The situation in question is the melting of a tungsten tile: the picture at right shows the deliberately misaligned tile stack being prepared for installation in JET. It will be located in JET's exhaust system, the divertor, an area at the bottom of the vessel in contact with the plasma. During operation the plasma circulates around the vessel at high speed guided by the magnetic field lines, which meet the walls in the divertor at a very low angle.
The heat load is spread by the particles skimming the surface in this way, but any part sticking out—putting its head above the parapet—will be subject to up to thirty times more heat than its properly aligned neighbours.
The experiment is part of the exploration of material behaviour that JET is carrying out on ITER's behalf. Tungsten has an important role in tokamaks as the metal with the highest melting point, 3,422 degrees celsius—obviously a great advantage when containing hot plasma. However if tungsten does get vaporized and contaminate the plasma, its large number of electrons give rise to a lot of radiation, which can seriously affect energy confinement.

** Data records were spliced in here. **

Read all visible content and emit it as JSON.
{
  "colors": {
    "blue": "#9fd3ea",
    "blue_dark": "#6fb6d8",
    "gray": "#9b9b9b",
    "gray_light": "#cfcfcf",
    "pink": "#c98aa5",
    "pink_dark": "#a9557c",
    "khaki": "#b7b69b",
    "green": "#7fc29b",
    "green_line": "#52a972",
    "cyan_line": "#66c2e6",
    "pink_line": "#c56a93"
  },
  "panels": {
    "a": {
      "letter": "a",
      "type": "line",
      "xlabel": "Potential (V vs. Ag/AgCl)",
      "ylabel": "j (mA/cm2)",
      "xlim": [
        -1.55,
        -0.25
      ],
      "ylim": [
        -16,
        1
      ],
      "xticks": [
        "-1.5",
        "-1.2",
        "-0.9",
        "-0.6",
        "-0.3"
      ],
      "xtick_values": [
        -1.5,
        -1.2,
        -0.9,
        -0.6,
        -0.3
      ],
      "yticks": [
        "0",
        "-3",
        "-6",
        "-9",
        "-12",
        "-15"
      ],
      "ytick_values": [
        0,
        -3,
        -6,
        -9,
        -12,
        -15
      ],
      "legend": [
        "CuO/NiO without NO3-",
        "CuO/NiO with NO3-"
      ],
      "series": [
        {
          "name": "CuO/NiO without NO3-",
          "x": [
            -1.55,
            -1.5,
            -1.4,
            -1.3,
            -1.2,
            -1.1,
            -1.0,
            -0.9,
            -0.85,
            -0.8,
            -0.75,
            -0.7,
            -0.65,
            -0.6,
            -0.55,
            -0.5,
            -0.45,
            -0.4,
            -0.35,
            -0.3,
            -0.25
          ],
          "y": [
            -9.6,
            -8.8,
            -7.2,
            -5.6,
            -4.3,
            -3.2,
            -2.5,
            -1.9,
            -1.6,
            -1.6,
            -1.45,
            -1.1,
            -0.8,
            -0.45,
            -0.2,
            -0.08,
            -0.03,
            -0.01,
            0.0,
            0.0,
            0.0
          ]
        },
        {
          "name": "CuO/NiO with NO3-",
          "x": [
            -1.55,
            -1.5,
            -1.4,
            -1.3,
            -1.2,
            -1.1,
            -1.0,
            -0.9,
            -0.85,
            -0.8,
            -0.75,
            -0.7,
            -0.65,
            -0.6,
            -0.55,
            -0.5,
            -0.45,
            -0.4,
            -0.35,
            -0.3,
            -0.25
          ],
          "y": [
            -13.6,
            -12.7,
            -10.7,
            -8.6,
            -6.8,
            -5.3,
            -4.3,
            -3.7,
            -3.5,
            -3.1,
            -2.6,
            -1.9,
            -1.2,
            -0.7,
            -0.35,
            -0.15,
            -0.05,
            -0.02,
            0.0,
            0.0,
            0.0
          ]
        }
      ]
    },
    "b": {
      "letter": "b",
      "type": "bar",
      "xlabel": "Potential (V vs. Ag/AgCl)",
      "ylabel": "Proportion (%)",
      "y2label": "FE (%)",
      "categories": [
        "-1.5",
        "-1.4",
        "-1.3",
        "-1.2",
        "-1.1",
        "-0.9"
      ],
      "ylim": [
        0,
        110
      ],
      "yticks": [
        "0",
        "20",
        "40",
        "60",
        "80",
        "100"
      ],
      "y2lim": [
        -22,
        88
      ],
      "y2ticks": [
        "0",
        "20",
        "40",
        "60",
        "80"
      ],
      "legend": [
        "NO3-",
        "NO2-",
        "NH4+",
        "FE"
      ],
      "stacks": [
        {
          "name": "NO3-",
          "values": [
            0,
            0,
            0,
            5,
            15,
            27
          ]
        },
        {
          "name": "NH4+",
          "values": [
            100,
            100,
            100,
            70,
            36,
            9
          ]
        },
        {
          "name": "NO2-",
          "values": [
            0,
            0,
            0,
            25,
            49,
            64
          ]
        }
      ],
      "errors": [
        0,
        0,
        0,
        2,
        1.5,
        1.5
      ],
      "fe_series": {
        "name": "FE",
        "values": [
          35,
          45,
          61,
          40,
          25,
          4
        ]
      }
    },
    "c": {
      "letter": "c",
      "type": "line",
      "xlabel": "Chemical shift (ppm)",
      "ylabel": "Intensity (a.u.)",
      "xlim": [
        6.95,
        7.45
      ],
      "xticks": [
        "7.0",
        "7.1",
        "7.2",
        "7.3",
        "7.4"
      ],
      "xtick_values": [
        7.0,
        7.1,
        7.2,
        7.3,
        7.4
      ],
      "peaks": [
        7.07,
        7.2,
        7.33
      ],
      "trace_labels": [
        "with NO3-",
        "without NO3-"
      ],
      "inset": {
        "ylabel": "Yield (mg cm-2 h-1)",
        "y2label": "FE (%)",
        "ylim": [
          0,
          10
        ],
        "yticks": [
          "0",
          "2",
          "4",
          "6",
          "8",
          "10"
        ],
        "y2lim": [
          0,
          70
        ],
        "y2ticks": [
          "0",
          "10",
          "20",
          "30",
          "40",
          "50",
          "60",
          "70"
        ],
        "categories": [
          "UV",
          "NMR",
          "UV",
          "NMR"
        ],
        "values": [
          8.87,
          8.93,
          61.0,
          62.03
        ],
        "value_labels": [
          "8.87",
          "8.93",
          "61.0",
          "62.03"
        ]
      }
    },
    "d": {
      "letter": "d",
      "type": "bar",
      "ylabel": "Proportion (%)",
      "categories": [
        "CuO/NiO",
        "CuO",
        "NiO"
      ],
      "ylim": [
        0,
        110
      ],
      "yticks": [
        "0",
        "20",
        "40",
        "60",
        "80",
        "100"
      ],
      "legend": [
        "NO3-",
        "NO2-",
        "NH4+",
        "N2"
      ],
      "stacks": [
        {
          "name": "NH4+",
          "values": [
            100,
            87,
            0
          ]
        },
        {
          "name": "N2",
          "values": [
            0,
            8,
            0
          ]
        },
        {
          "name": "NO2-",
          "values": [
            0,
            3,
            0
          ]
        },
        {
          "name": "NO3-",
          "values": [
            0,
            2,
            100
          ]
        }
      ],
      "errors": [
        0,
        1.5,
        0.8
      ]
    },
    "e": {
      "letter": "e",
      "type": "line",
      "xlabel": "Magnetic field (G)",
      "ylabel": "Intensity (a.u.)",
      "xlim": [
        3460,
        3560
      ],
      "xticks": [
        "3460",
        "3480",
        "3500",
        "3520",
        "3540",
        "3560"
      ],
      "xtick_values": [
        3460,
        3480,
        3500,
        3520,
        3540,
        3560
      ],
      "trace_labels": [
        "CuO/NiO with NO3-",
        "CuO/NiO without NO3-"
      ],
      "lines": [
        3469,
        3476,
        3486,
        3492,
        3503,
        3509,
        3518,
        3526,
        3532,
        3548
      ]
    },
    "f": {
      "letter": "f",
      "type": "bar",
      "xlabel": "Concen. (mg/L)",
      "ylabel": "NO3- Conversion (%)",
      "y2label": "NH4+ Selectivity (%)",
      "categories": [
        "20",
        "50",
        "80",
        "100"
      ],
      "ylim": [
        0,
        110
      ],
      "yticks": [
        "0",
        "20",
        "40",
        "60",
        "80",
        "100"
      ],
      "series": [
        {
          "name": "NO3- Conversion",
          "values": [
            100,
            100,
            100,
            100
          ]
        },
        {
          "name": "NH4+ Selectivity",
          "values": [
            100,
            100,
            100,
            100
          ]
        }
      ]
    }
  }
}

Since fusion plasmas usually operate in the range of hundreds of millions of degrees, reaching 3,422 degrees and melting tungsten does not sound hard—in fact it has been done before in experiments in other devices. What complicates this experiment is the requirement to melt the tile with transient heat generated by turbulent events known as Edge Localized Modes, or ELMs. While the base temperature of the tiles can be easily modelled and controlled to prevent melting, the sudden bursts of energy supplied by ELMs may be less predictable in ITER's larger, hotter plasma.
JET, as the largest operational tokamak in the world, is the only facility that has enough energy in its plasma to achieve a transient melt. Its ELMs are much studied—they can occur up to 30 times a second, but last less than a millisecond, so it will take care to get the peak temperatures above the melting point while keeping the steady temperature below. It is hard to know exactly how much damage these events could cause.
"After a melt, the best result would be if the next few pulses remove or erode the melted material and then we are back to operation that is as good as before," says Chief Engineer Valeria Riccardo. Just to be on the safe side the area chosen for the melt, Tile 5, Stack A, is at one end of the assembly. "It's an area not used much as the plasma contact point because it is difficult to achieve good density control in that configuration. That way even if the damage is not recoverable we can still use the better configurations for other experiments."